In May of last year, Nicola Thorpe started a petition calling for the law to be changed surrounding female dress codes. This was a result of Ms Thorpe being sent home on her first day at work for a corporate finance company on the basis that she was not wearing high heels.
The company’s list of requirements for female employees has since been revealed to include:
- “Makeup at all times (unless for medical reasons) with a minimum of light blusher, lipstick or tinted gloss, mascara, eye shadow, light foundation/powder”
- No visible hair roots
- High Heels
In some public or client-facing roles dress codes are quite understandable, and are legal. However, the extreme demands made on female staff in this company’s guidelines highlighted a serious problem with sexism embedded in the workplace.
Nicola Thorpe’s petition was signed by over 150,000 people before MPs addressed the issue. Two commons committees collected evidence from hundreds of female employees who had experienced discriminatory dress codes. The research resulted in a UK parliamentary report (published 25th January 2017), as rules for female employees, such as wearing particular makeup, certain hairstyles or short skirts, were found – with no similar requests for men. The report has led to a call for an overhaul of current equality laws.

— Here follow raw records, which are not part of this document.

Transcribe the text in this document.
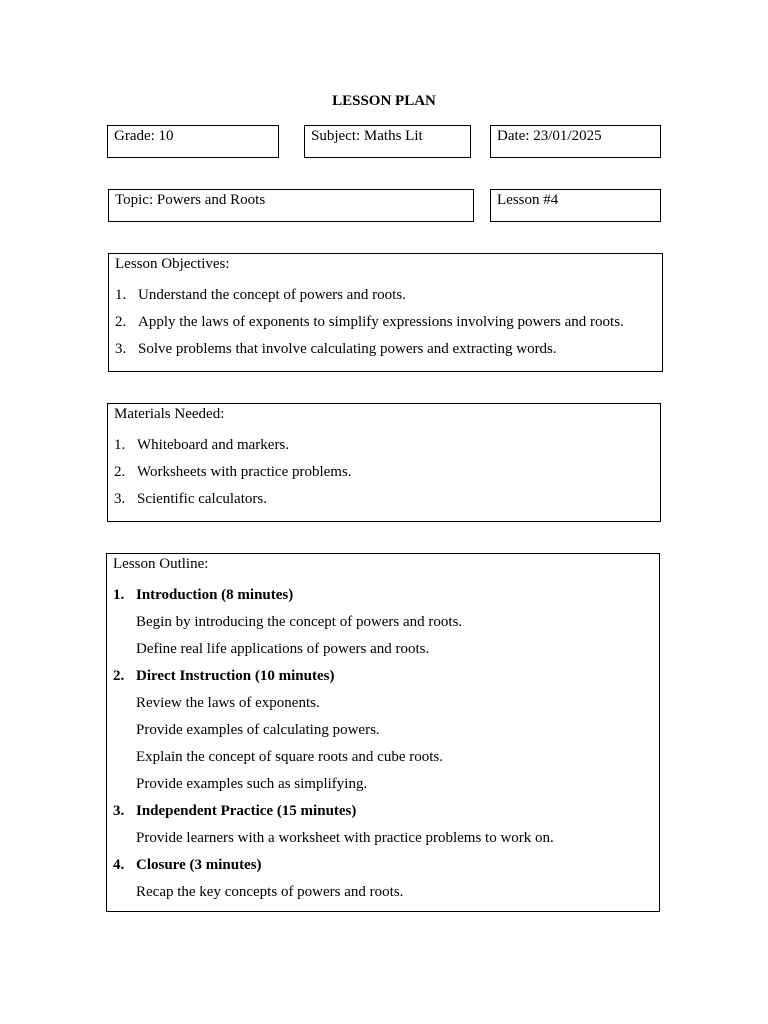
LESSON PLAN
Grade: 10	Subject: Maths Lit	Date: 23/01/2025
Topic: Powers and Roots	Lesson #4
Lesson Objectives:
1. Understand the concept of powers and roots.
2. Apply the laws of exponents to simplify expressions involving powers and roots.
3. Solve problems that involve calculating powers and extracting words.
Materials Needed:
1. Whiteboard and markers.
2. Worksheets with practice problems.
3. Scientific calculators.
Lesson Outline:
1. Introduction (8 minutes)
Begin by introducing the concept of powers and roots.
Define real life applications of powers and roots.
2. Direct Instruction (10 minutes)
Review the laws of exponents.
Provide examples of calculating powers.
Explain the concept of square roots and cube roots.
Provide examples such as simplifying.
3. Independent Practice (15 minutes)
Provide learners with a worksheet with practice problems to work on.
4. Closure (3 minutes)
Recap the key concepts of powers and roots.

“The government has said that the existing law is clear, and that the dress code that prompted this petition is already unlawful. Nevertheless, discriminatory dress codes remain widespread. It is therefore clear that the existing law is not yet fully effective in protecting employees from discrimination at work. We call on the government to review this area of the law” – High Heels and Workplace Dress Codes, from parliamentary committees for Petitions and for Women and Equalities.
The current laws
Employers are lawfully able to implement a dress code to ensure that employees are dressed appropriately for their job and the work they carry out. Employers can implement a number of dress code rules, such as that health and safety attire is worn or to cover up tattoos, for example. Although it must be noted that requests made in the policy must be justifiable as being for a more substantial reason than stylistic preference.

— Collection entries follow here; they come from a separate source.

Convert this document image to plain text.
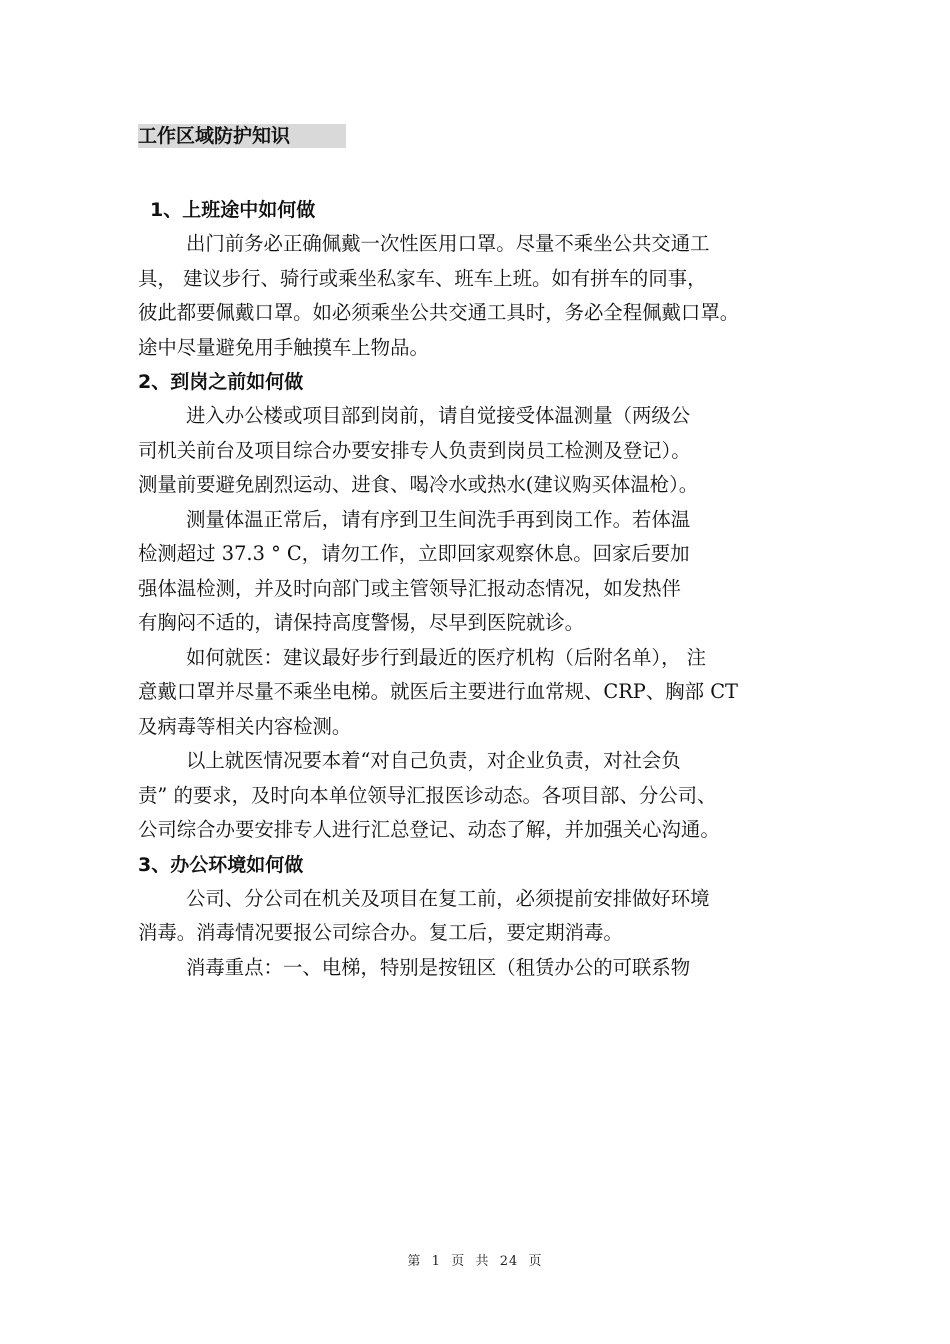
工作区域防护知识
1、上班途中如何做
出门前务必正确佩戴一次性医用口罩。尽量不乘坐公共交通工
具， 建议步行、骑行或乘坐私家车、班车上班。如有拼车的同事，
彼此都要佩戴口罩。如必须乘坐公共交通工具时，务必全程佩戴口罩。
途中尽量避免用手触摸车上物品。
2、到岗之前如何做
进入办公楼或项目部到岗前，请自觉接受体温测量（两级公
司机关前台及项目综合办要安排专人负责到岗员工检测及登记）。
测量前要避免剧烈运动、进食、喝冷水或热水(建议购买体温枪）。
测量体温正常后，请有序到卫生间洗手再到岗工作。若体温
检测超过 37.3 ° C，请勿工作，立即回家观察休息。回家后要加
强体温检测，并及时向部门或主管领导汇报动态情况，如发热伴
有胸闷不适的，请保持高度警惕，尽早到医院就诊。
如何就医：建议最好步行到最近的医疗机构（后附名单）， 注
意戴口罩并尽量不乘坐电梯。就医后主要进行血常规、CRP、胸部 CT
及病毒等相关内容检测。
以上就医情况要本着“对自己负责，对企业负责，对社会负
责” 的要求，及时向本单位领导汇报医诊动态。各项目部、分公司、
公司综合办要安排专人进行汇总登记、动态了解，并加强关心沟通。
3、办公环境如何做
公司、分公司在机关及项目在复工前，必须提前安排做好环境
消毒。消毒情况要报公司综合办。复工后，要定期消毒。
消毒重点：一、电梯，特别是按钮区（租赁办公的可联系物
第  1  页  共  24  页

However, it remains that gender discrimination is unlawful – so whilst it may not be outright illegal to ask a woman to wear high heels for work, it is unlawful to treat women less favourably than men. Employment law solicitor Laura Allner, a senior associate at CMS notes: “Where a policy clearly treats women less favourably than men, for example applying strict image criteria to females but no corresponding rules for men, then this would constitute direct sex discrimination, to which there is no defence.”
Be aware that an employee can raise a formal or informal grievance with their employer if they feel they have been discriminated against and that laws are likely to tighten in the near future. If you’re overdue an HR overhaul this could be the perfect opportunity to review your procedures. You should also ensure that you have the protection of a relevant Management Liability and Employment Practices Liability policy in place by speaking to your insurer or broker.